The ability to decouple code to promote changeability is also a great tool to have in your toolbox. Do I try and do this? Yes, wherever I can, and I’m always trying to get better at it.
There are many more. The insight as to when to refactor, not just how, is an incredibly valuable skill to have. The understanding that all code is built for someone and we should ensure we talk to them about what they want is powerful. Being able to check into source control without touching the network is a real speed boost, and gives me a detailed history of progress.
The recent TDD storm
So why do we get so hung up on one particular tool? When something works for us, we’re compelled to proclaim it’s the One True Way and that it’ll work for every problem and solve every headache. This is a grevious error, but in avoiding it, we can make the opposite one: when we find a tool’s limitations, we discard it completely and move on, proclaiming it useless for all.
DHH has a point. Don’t listen to the people who say there’s only one way to do a job, and that we should use any tool for everything.
Gary Bernhardt has a point. Test speeds do matter - the faster the better. Fast tests are a powerful tool.
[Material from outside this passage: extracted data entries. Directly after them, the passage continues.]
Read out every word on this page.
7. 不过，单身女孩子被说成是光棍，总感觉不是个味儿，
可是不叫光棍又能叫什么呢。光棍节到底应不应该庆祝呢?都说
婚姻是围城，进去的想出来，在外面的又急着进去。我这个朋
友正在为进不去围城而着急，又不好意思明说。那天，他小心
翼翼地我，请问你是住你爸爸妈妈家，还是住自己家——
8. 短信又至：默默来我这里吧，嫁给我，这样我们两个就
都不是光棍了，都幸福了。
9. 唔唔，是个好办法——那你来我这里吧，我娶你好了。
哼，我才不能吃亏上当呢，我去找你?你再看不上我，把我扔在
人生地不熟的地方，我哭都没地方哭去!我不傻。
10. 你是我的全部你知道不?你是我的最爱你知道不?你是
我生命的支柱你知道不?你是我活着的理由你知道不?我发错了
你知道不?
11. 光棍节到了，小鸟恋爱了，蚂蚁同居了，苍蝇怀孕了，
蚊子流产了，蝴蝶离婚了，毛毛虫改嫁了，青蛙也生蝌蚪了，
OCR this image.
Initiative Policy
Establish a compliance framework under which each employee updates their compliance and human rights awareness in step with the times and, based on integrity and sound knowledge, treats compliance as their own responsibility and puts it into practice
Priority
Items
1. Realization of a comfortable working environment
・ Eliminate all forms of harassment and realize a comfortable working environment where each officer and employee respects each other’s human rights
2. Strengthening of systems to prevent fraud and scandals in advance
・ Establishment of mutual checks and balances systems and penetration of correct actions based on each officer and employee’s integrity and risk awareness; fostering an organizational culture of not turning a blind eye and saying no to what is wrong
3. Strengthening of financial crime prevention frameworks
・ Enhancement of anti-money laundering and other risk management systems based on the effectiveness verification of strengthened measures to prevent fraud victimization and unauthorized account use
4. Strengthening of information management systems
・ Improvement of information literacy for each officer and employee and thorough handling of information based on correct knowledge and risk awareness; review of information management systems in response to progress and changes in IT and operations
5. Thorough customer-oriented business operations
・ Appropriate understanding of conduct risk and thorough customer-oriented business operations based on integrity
Uncle Bob has a point. It’s not just about fast tests: separating concerns in order to promote changeability in code is a useful skill to learn.
Tom Stuart has a point. TDD is a useful tool because it gives you another client for your code, encouraging us to think harder about what it’s doing.
Seb Rose has a point. We need to learn how to use TDD (or indeed any tool) well before giving up on it.
Cory House has a point. People display their own biases in their opinions and we should learn from them all.
How to decide whether a software tool is right for you
It doesn’t matter whether it’s TDD, Vim, Git, Refactoring, OO, Functional programming, JavaScript, RubyMotion, etc. Follow the following advice repeatedly, substituting your own values:
If you haven’t tried tool X, give it a go. Many have found it helpful in areas Y and Z. Some have also found it applicable in areas A and B, but your mileage may vary. Some don’t get on with it, and a few hate it and say no-one should use it. Learn it properly before making any final decision about its usefulness to yourself and others. This will take <an amount of days/months/years> to do. Continue using it as long as it’s helpful to you.
There are as yet very few absolutes with software tools - we’re still way too primitive in our discipline for many of those. Let’s learn how to use as many tools and skills as possible, and use the right ones for the job. Let’s not decry the tools, skills and techniques of others if they are useful to them: let’s instead spend our energy actively seeking new skills and tools to further our discipline.